Clinical Profile and Course and Outcome of Late Acute Rejection Episodes in Living-Related-Donor Renal Allograft Recipients

We prospectively monitored clinical data and renal function at monthly intervals in 165 patients who had received living-related-donor renal allografts in our institution between January 1981 and December 1991 and had a functioning allograft for 1 year or longer. During a mean follow-up period of 47.2 (range 13-155) months, 32 patients (17.2%) developed late acute rejections, of which 14 (43.7%) were asymptomatic. Amongst the symptomatic late acute rejections, worsening of hypertension was the commonest finding, being present in 11 (61.1%) patients, followed by oliguria in 8 (44.4%) and weight gain in 7 (38.8%) patients. Of these 32 late acute rejections, as many as 28 (87.5%) showed a response to antirejection therapy with high-dose steroids: 5 (15.6%) a complete response and 23 (71.9%) a partial response.
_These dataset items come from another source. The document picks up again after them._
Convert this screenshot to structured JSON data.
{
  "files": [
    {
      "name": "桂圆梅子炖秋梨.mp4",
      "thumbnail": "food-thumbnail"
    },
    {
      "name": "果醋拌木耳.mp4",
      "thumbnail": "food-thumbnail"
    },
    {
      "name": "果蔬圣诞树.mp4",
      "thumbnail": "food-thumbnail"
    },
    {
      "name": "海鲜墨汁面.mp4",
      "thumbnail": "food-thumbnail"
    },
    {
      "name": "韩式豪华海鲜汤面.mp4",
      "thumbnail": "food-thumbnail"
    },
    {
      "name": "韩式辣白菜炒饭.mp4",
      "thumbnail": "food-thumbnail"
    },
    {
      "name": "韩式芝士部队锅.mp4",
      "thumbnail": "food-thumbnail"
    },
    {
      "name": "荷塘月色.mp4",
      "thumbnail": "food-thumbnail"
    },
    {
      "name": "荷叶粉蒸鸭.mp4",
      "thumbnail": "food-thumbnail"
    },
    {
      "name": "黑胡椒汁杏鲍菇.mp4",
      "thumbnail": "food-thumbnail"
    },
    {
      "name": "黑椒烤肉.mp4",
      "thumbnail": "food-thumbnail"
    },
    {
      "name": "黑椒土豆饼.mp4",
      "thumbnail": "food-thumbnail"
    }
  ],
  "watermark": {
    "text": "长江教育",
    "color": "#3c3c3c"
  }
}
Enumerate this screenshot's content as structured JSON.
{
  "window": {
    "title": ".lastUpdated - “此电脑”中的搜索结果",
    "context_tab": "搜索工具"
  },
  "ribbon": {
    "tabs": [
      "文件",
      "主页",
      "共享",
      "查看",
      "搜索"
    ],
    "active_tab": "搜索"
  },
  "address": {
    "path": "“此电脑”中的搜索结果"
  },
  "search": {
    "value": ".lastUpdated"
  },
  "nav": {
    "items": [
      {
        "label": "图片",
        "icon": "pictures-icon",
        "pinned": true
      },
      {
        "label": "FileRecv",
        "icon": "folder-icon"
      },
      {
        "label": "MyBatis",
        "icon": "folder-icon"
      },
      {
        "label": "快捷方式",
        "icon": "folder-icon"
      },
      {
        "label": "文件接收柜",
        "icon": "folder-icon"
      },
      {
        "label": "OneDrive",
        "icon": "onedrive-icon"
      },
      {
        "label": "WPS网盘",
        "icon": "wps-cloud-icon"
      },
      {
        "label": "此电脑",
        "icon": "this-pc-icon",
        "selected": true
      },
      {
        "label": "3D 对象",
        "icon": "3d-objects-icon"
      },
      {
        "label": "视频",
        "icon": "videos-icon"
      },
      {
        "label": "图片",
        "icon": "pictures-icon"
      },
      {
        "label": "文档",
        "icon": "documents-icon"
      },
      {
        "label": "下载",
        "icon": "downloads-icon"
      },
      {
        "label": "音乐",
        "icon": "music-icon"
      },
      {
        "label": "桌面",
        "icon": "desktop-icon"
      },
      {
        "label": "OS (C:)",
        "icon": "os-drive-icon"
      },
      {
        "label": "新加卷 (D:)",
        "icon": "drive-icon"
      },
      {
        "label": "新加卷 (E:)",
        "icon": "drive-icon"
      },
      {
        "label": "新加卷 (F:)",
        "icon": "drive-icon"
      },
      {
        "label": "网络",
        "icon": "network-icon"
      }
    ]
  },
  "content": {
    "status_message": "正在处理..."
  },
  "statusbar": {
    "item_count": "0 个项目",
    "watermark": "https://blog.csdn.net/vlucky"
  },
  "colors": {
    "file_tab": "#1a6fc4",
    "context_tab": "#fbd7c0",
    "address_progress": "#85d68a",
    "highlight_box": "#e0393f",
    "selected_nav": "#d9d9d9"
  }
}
The response rate was 100% if it was the first acute rejection (20% complete and 80% partial), 78.6% if it was the second (14.3% complete and 64.3% partial), and no or only a partial response to treatment if it was the third acute rejection episode. On long-term follow-up, patients who had responded to to antirejection treatment had a significantly better graft survival as compared with nonresponding patients: 76 and 27%, respectively. Our observations suggest that routine monitoring of the renal function at frequent intervals is essential for early diagnosis and treatment of acute rejections, even during the late posttransplant period. The chances of a response to antirejection therapy are higher during the first episode of late acute transplant rejection as compared with second or a third late rejection event.